Barnstable County Officials Urge Residents and Visitors to Continue Tick Testing

BARNSTABLE – Barnstable County officials are encouraging residents and visitors who are bitten by ticks to get the insects tested for disease – even if they have to pay for it themselves.

County entomologist Larry Dapsis said a $30,000 grant program funded through Cape Cod Healthcare to help pay for the testings recently expired.

He explained that the funding subsidized the expense for residents from 50 dollars to just 15 dollars.

“The program was based on going from January to September or until the funds ran out, and unfortunately we burned up 30 thousand dollars a little over a week ago, the program was really popular,” said Dapsis

After roughly 5 hundred ticks were sent in to UMASS Amherst’s from the area the county is once again in search of more funding opportunities.

In the meantime, officials urge residents and visitors to continue the testing out-of-pocket in order to catch potential tick-born disease early.

The program served the duel purpose of letting residents know if they had been exposed to disease while also allowing the county to gather crucial data about the community, and Dapsis sees no reason for that to stop,

“A piece of data is peace of mind, this is still valuable data in our minds,” he said, “This is important information the doctor because it gives them a better handle on how they should be evaluating you, so we think that for 50 dollars you still get a lot of data to ease your mind.”

Dapsis said that this is a particularly important time of year to be vigilant about the dangers posed by ticks to both people and pets.

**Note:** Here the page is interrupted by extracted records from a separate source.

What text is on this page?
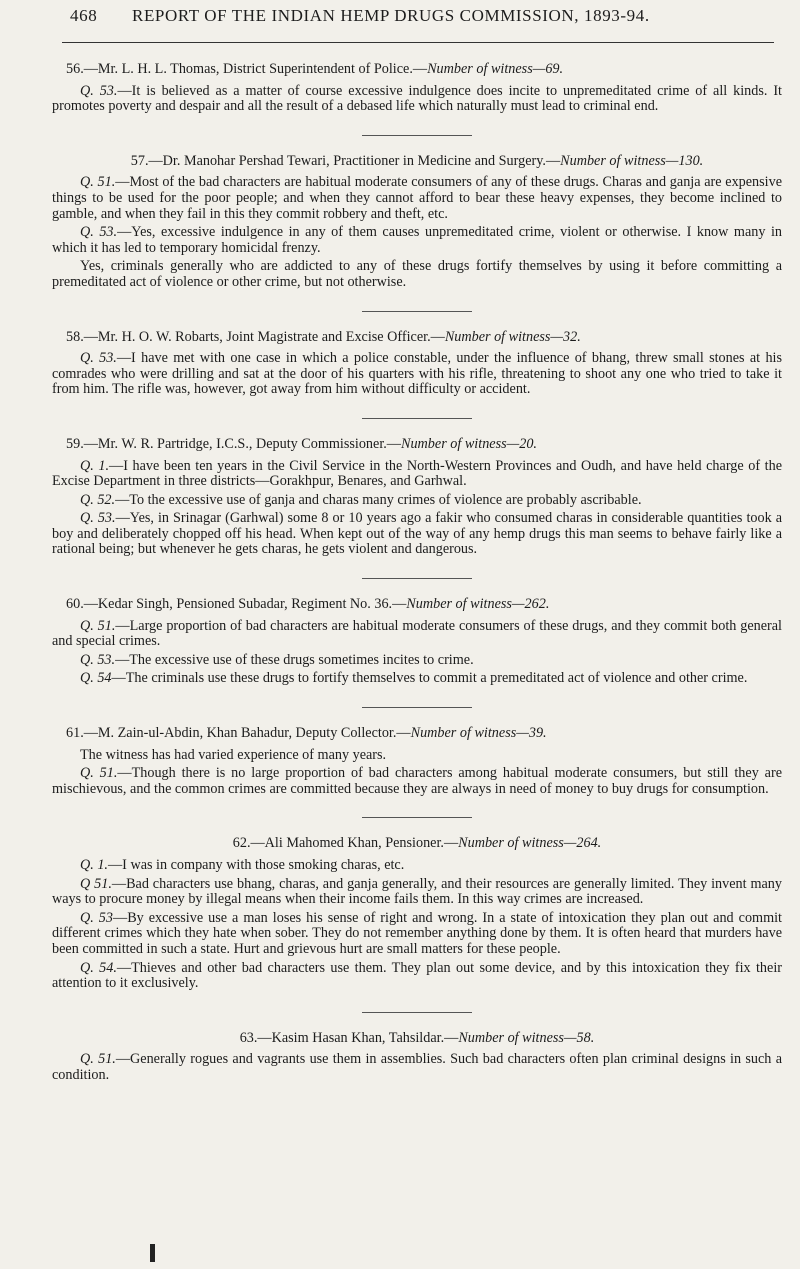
468 REPORT OF THE INDIAN HEMP DRUGS COMMISSION, 1893-94.

56.—Mr. L. H. L. Thomas, District Superintendent of Police.—Number of witness—69.

Q. 53.—It is believed as a matter of course excessive indulgence does incite to unpremeditated crime of all kinds. It promotes poverty and despair and all the result of a debased life which naturally must lead to criminal end.

57.—Dr. Manohar Pershad Tewari, Practitioner in Medicine and Surgery.—Number of witness—130.

Q. 51.—Most of the bad characters are habitual moderate consumers of any of these drugs. Charas and ganja are expensive things to be used for the poor people; and when they cannot afford to bear these heavy expenses, they become inclined to gamble, and when they fail in this they commit robbery and theft, etc.

Q. 53.—Yes, excessive indulgence in any of them causes unpremeditated crime, violent or otherwise. I know many in which it has led to temporary homicidal frenzy.

Yes, criminals generally who are addicted to any of these drugs fortify themselves by using it before committing a premeditated act of violence or other crime, but not otherwise.

58.—Mr. H. O. W. Robarts, Joint Magistrate and Excise Officer.—Number of witness—32.

Q. 53.—I have met with one case in which a police constable, under the influence of bhang, threw small stones at his comrades who were drilling and sat at the door of his quarters with his rifle, threatening to shoot any one who tried to take it from him. The rifle was, however, got away from him without difficulty or accident.

59.—Mr. W. R. Partridge, I.C.S., Deputy Commissioner.—Number of witness—20.

Q. 1.—I have been ten years in the Civil Service in the North-Western Provinces and Oudh, and have held charge of the Excise Department in three districts—Gorakhpur, Benares, and Garhwal.

Q. 52.—To the excessive use of ganja and charas many crimes of violence are probably ascribable.

Q. 53.—Yes, in Srinagar (Garhwal) some 8 or 10 years ago a fakir who consumed charas in considerable quantities took a boy and deliberately chopped off his head. When kept out of the way of any hemp drugs this man seems to behave fairly like a rational being; but whenever he gets charas, he gets violent and dangerous.

60.—Kedar Singh, Pensioned Subadar, Regiment No. 36.—Number of witness—262.

Q. 51.—Large proportion of bad characters are habitual moderate consumers of these drugs, and they commit both general and special crimes.

Q. 53.—The excessive use of these drugs sometimes incites to crime.

Q. 54—The criminals use these drugs to fortify themselves to commit a premeditated act of violence and other crime.

61.—M. Zain-ul-Abdin, Khan Bahadur, Deputy Collector.—Number of witness—39.

The witness has had varied experience of many years.

Q. 51.—Though there is no large proportion of bad characters among habitual moderate consumers, but still they are mischievous, and the common crimes are committed because they are always in need of money to buy drugs for consumption.

62.—Ali Mahomed Khan, Pensioner.—Number of witness—264.

Q. 1.—I was in company with those smoking charas, etc.

Q 51.—Bad characters use bhang, charas, and ganja generally, and their resources are generally limited. They invent many ways to procure money by illegal means when their income fails them. In this way crimes are increased.

Q. 53—By excessive use a man loses his sense of right and wrong. In a state of intoxication they plan out and commit different crimes which they hate when sober. They do not remember anything done by them. It is often heard that murders have been committed in such a state. Hurt and grievous hurt are small matters for these people.

Q. 54.—Thieves and other bad characters use them. They plan out some device, and by this intoxication they fix their attention to it exclusively.

63.—Kasim Hasan Khan, Tahsildar.—Number of witness—58.

Q. 51.—Generally rogues and vagrants use them in assemblies. Such bad characters often plan criminal designs in such a condition.
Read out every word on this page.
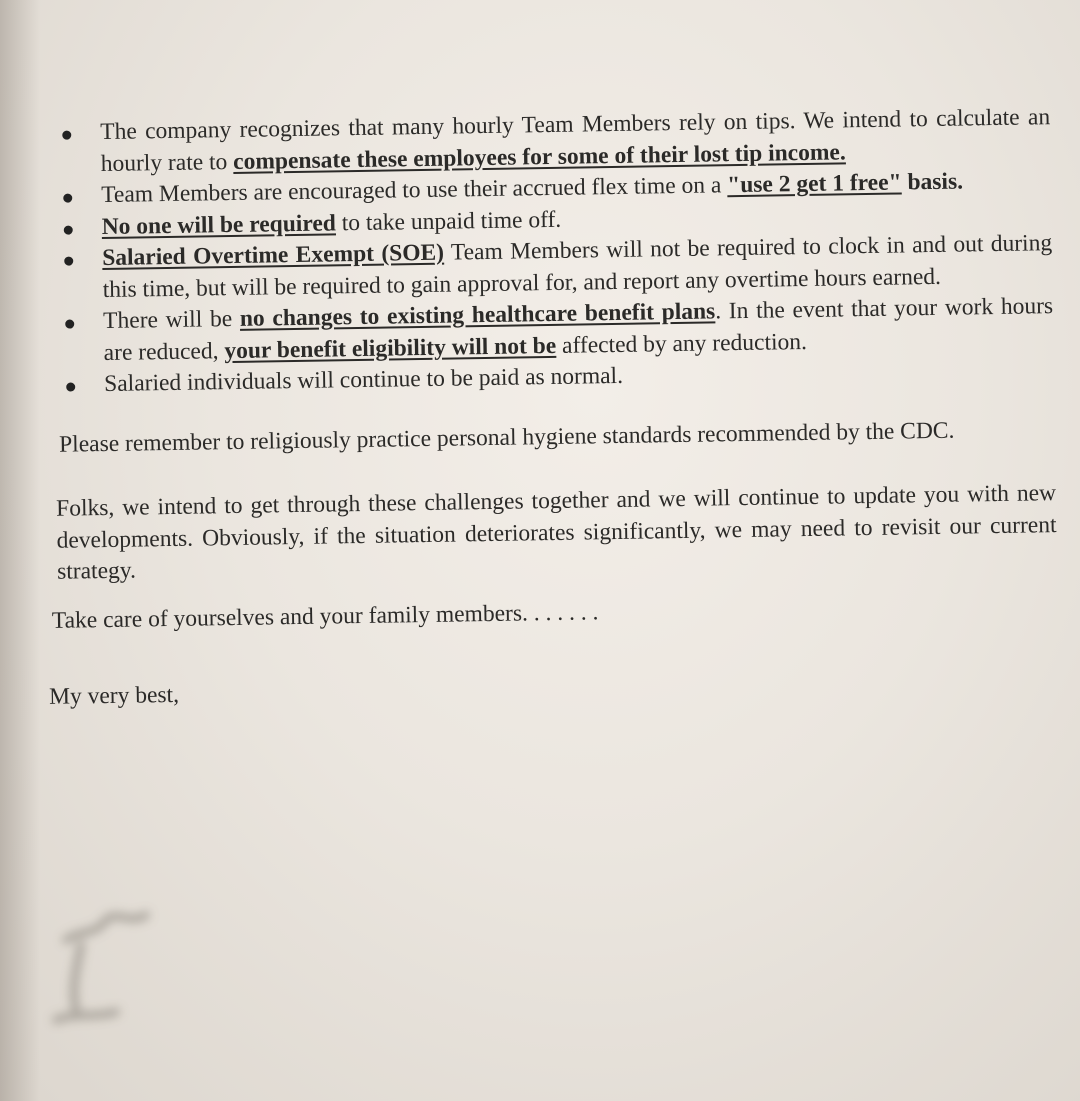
The company recognizes that many hourly Team Members rely on tips. We intend to calculate an hourly rate to compensate these employees for some of their lost tip income.
Team Members are encouraged to use their accrued flex time on a "use 2 get 1 free" basis.
No one will be required to take unpaid time off.
Salaried Overtime Exempt (SOE) Team Members will not be required to clock in and out during this time, but will be required to gain approval for, and report any overtime hours earned.
There will be no changes to existing healthcare benefit plans. In the event that your work hours are reduced, your benefit eligibility will not be affected by any reduction.
Salaried individuals will continue to be paid as normal.

Please remember to religiously practice personal hygiene standards recommended by the CDC.

Folks, we intend to get through these challenges together and we will continue to update you with new developments. Obviously, if the situation deteriorates significantly, we may need to revisit our current strategy.

Take care of yourselves and your family members. . . . . . .

My very best,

He recommends performing regular tick checks as well as using permethrin treated clothing and footwear when venturing outdoors particularly at this time of year when ticks are in their “nymph stage” and only about the size of a poppy seed.

“That nymph stage tick is responsible for 85% of tick-born disease.”

For decades, the Cape and Islands had the highest rates of tick related illnesses in Massachusetts.

But focused efforts from state and local health and environmental agencies have seen local disease rates remain flat while others across the Commonwealth have continued to rise.